INFERRING ORTHOLOGOUS RELATIONSHIPS AND GENE TRANSFER IN MICROBIAL GENOMES AND METAGENOMES

Abstract

Interest in microbial life and the progress of DNA sequencing technology has led to thousands of sequenced bacterial genomes. In this thesis I develop approaches to identify Lateral Gene Transfer (LGT) in metagenomes, develop fast sequence clustering approaches to create clusters necessary in comparative genomics analyses, and apply them to large data sets.

In chapter two, I identify LGT in two of three metagenomes of phosphorus-removing bacteria in sewage-treatment plants, none in a United States of America community, two in a Danish community and five in an Australian community. Analyses account for the limitations of metagenomic sequence data and focus on gene transfers in energy-related metabolic pathways. These transfers impact pathways associated with the different input carbon feeds for each community, suggesting recent adaptation among community members. This is the first published analysis focusing on the role and direction of transferred genes in a community using metagenomes. In chapter three, I develop two methods to define and refine clusters of homologous sequences from sequenced genomes: ProPhylClust to identify large protein families, and PhyloSubClust to subcluster large protein families based on phylogeny to recover orthologous relationships. ProPhylClust uses a species phylogeny as a guide tree for runtimes with approximately linear scaling relative to the runtimes of all-versus-all homology-search methods that scale quadratically with increasing numbers of genomes.
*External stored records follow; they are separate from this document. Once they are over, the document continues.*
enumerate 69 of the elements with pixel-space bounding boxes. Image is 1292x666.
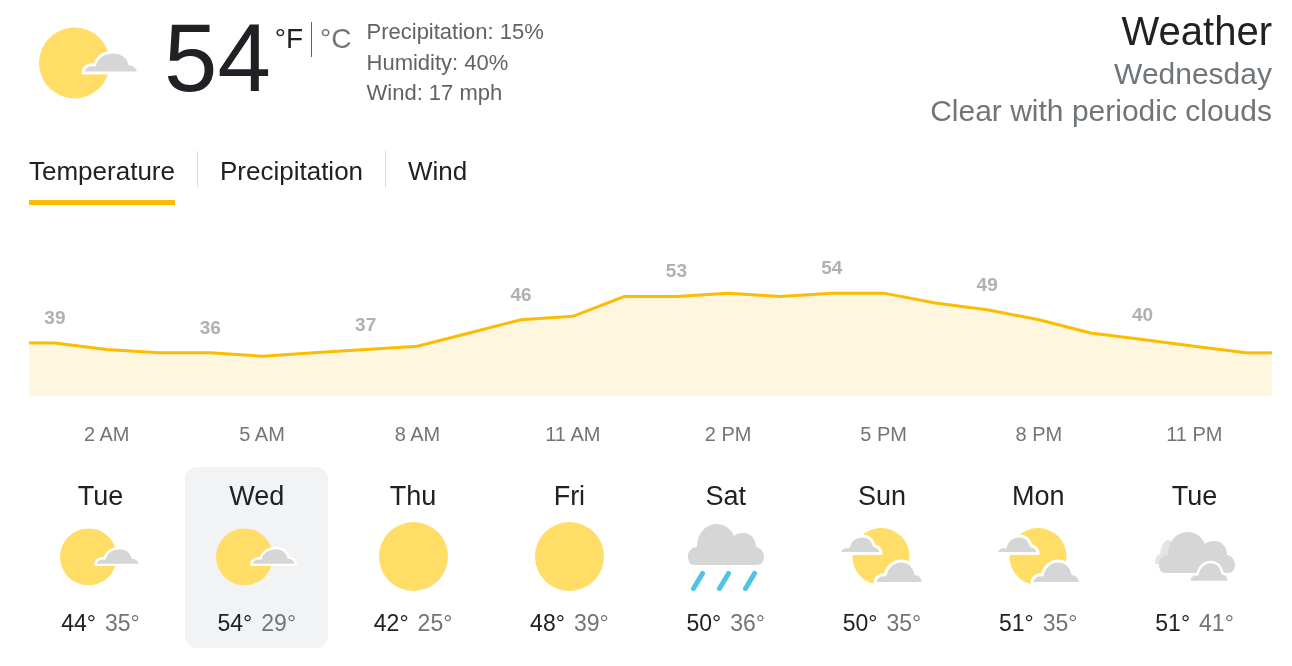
sun-cloud-icon (39, 27, 140, 99)
high-temperature: 50° (686, 608, 722, 637)
sun-cloud-icon (216, 527, 298, 586)
time-label: 2 AM (83, 423, 130, 445)
tab[interactable]: Precipitation (219, 151, 364, 205)
low-temperature: 29° (261, 608, 297, 637)
time-label: 8 AM (394, 423, 441, 445)
picture-chart-edge (1246, 351, 1272, 396)
sun-icon (378, 522, 448, 592)
picture-chart-edge (29, 341, 55, 396)
day-tab[interactable]: Wed 54° 29° (185, 467, 329, 648)
sun-icon (534, 522, 604, 592)
low-temperature: 36° (730, 608, 765, 637)
high-temperature: 54° (217, 608, 253, 637)
day-tab[interactable]: Sun 50° 35° (810, 467, 954, 648)
value-label: 36 (199, 316, 221, 338)
value-label: 40 (1131, 303, 1154, 325)
high-temperature: 44° (61, 608, 96, 637)
day-label: Wednesday (1114, 56, 1272, 92)
day-tab[interactable]: Mon 51° 35° (966, 467, 1110, 648)
low-temperature: 41° (1199, 608, 1234, 637)
day-name: Sun (857, 479, 906, 512)
day-tab[interactable]: Tue 44° 35° (29, 467, 172, 648)
high-temperature: 51° (1155, 608, 1191, 637)
weather-detail: Humidity: 40% (366, 48, 510, 77)
low-temperature: 35° (1042, 608, 1078, 637)
value-label: 37 (355, 313, 377, 335)
day-tab[interactable]: Tue 51° 41° (1123, 467, 1267, 648)
tab[interactable]: Wind (408, 151, 468, 205)
tab[interactable]: Temperature (29, 151, 175, 205)
unit-button[interactable]: °C (320, 22, 352, 56)
high-temperature: 42° (373, 608, 409, 637)
high-temperature: 48° (530, 608, 565, 637)
time-label: 11 PM (1166, 423, 1223, 445)
day-name: Mon (1012, 479, 1065, 512)
value-label: 39 (44, 306, 66, 328)
value-label: 49 (976, 273, 998, 295)
high-temperature: 50° (842, 608, 878, 637)
unit-button[interactable]: °F (274, 22, 304, 56)
sun-cloud-icon (60, 527, 141, 586)
low-temperature: 25° (417, 608, 453, 637)
time-label: 8 PM (1015, 423, 1063, 445)
temperature-value: 54 (164, 10, 271, 106)
clouds-icon (1154, 530, 1235, 584)
day-name: Tue (1171, 479, 1218, 512)
low-temperature: 35° (886, 608, 922, 637)
weather-title: Weather (1121, 8, 1272, 54)
value-label: 53 (665, 260, 687, 282)
high-temperature: 51° (999, 608, 1034, 637)
low-temperature: 35° (105, 608, 140, 637)
day-name: Fri (553, 479, 586, 512)
day-name: Tue (77, 479, 124, 512)
weather-detail: Wind: 17 mph (366, 79, 504, 107)
value-label: 54 (821, 257, 843, 279)
day-tab[interactable]: Sat 50° 36° (654, 467, 798, 648)
low-temperature: 39° (573, 608, 609, 637)
condition-label: Clear with periodic clouds (930, 92, 1272, 129)
day-tab[interactable]: Thu 42° 25° (341, 467, 485, 648)
time-label: 11 AM (545, 423, 601, 445)
rain-cloud-icon (686, 521, 765, 592)
day-name: Sat (705, 479, 746, 512)
value-label: 46 (510, 283, 532, 305)
weather-detail: Precipitation: 15% (366, 18, 544, 46)
time-label: 5 PM (860, 423, 907, 445)
day-name: Thu (389, 479, 437, 512)
day-name: Wed (229, 479, 285, 512)
time-label: 5 AM (239, 423, 285, 445)
time-label: 2 PM (704, 423, 752, 445)
day-tab[interactable]: Fri 48° 39° (497, 467, 641, 648)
Two different sets of genomes were used, one spanning 24 bacterial phyla and the other sampled from the phylum Proteobacteria. While the sequence comparisons in ProPhylClust make it slower than competing approaches on small genome sets, the hierarchical approach of ProPhyClust yielded equal or faster runtimes on sets with 100 or more genomes. In chapter four, 558 incomplete and complete genomes from the class Clostridia were clustered using ProPhylClust and PhyloSubClust. Of 18 clusters containing toxin proteins and their regulators from Peptoclostridium difficile (toxins A/B), Clostridium botulinum (botulinum toxin) and Clostridium tetani (tetanus toxin), one botulinum-tetani toxin cluster and a toxin A/B cluster, revealed homologous sequences considered non-toxic. Hierarchical clustering of phylogenetic profiles identified potentially toxin-related protein families with unknown function located on the same sequence contig or chromosome, but not in toxin operons.

The computational analysis of large genomic data sets to derive biologically relevant knowledge will continue to be a challenge for years to come. Here, I focused on computational methods relevant to identifying LGT in environmental sequence data, constructing clusters of homologous sequences from genomes, and obtaining functionally associated sequences based on phylogenetic distributions. Promising results were produced for each chapter, with gene transfer events found in phosphorus removing sewage treatment communities, runtimes for cluster construction that are more manageable than other methods with larger data sets, and sequences that possibly are functionally relevant to toxins in C. botulinum and P. difficile.